Le changement climatique ira de pair avec des chocs de prix temporaires dus à la pénurie d’un certain nombre de minéraux et de métaux. La flambée actuelle du prix du cuivre fait office de canari dans la mine de charbon. Une inflation légèrement plus élevée permet également de maîtriser l’endettement public. Avec des salaires nets en hausse, les personnes ayant contracté un prêt hypothécaire juste avant le choc inflationniste de ces dernières années peuvent en témoigner. Au cours des dernières décennies, la mondialisation – la troisième tendance – a généré une baisse des prix à l’importation. La démondialisation risque de provoquer l’effet inverse.
Vieillissement de la population
Enfin, le vieillissement de la population se traduit par une diminution du nombre de travailleurs pour un nombre égal de consommateurs. Selon la Banque des règlements internationaux, pour la période 2010-2050, une offre réduite par rapport à une demande constante génère en moyenne, dans les pays industrialisés, une hausse de l’inflation de 3 points de pourcentage. Au cours de la période 1970-2010, l’évolution démographique a fait grimper l’inflation de 3 points de pourcentage.
Deux de ces quatre tendances – les investissements visant à lutter contre le changement climatique et le vieillissement de la population – génèrent en plus une augmentation des coûts. Parmi les 18 nations industrialisées les plus vulnérables face au coût du vieillissement de la population, plusieurs pays européens affichent un taux de vulnérabilité extrêmement élevé.
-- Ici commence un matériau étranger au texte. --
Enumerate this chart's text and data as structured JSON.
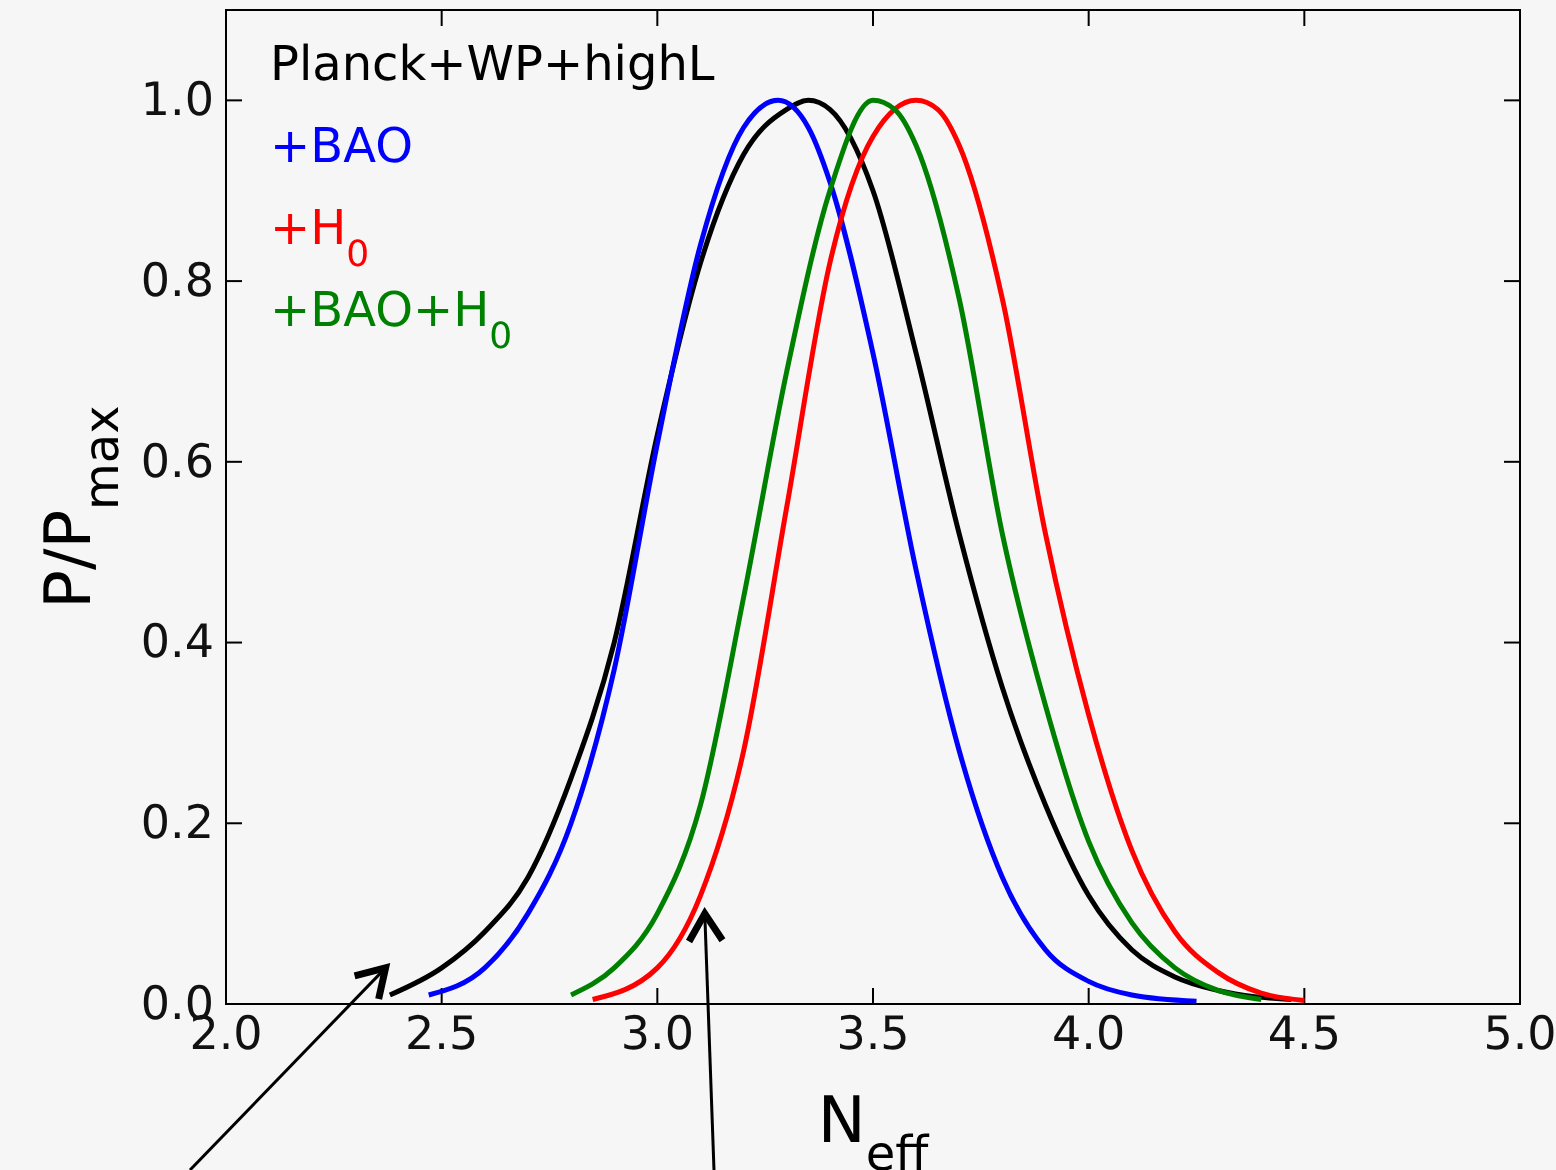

Ainsi, l’Italie se situe à la dernière place alors que la plupart des pays anglo-saxons sont parmi les moins sensibles au coût du vieillissement de la population en raison de leur dépendance limitée aux pensions publiques dans le total des pensions. Outre ce paramètre, quatre autres critères déterminent cette vulnérabilité : le niveau actuel des dettes publiques et des déficits budgétaires, l'évolution du nombre d’actifs par rapport aux personnes dépendantes et les dépenses de sécurité sociale supplémentaires attendues pour les trente prochaines années.
Une nouvelle ère
Contrairement à ces 20 dernières années, les déficits budgétaires élevés en combinaison avec des taux d’intérêt croissants, provoquent aujourd’hui une hausse des charges d’intérêt. Si le taux d’intérêt moyen sur l’encours de la dette dépasse la croissance nominale du PIB, le pays risque un effet boule de neige négatif. Dans ce cas, le numérateur du taux d’endettement (la dette totale) augmente en effet plus rapidement que le dénominateur (le PIB nominal). Cette constatation a marqué le réveil des «bond vigilantes» qui, en 2022, ont précipité la chute de la Première ministre britannique Liz Truss après 45 jours de gouvernance.
Cependant, une dette publique élevée n’est pas forcément inéluctable. Pour l’éviter, il faut que les déficits budgétaires excessifs soient rapidement réduits et maîtrisés. Nous sommes entrés depuis peu dans une nouvelle ère de hausse structurelle des taux d’intérêt. Il est grand temps que les pouvoirs publics en prennent conscience.
Les opinions exprimées ici sont seulement celles des auteurs.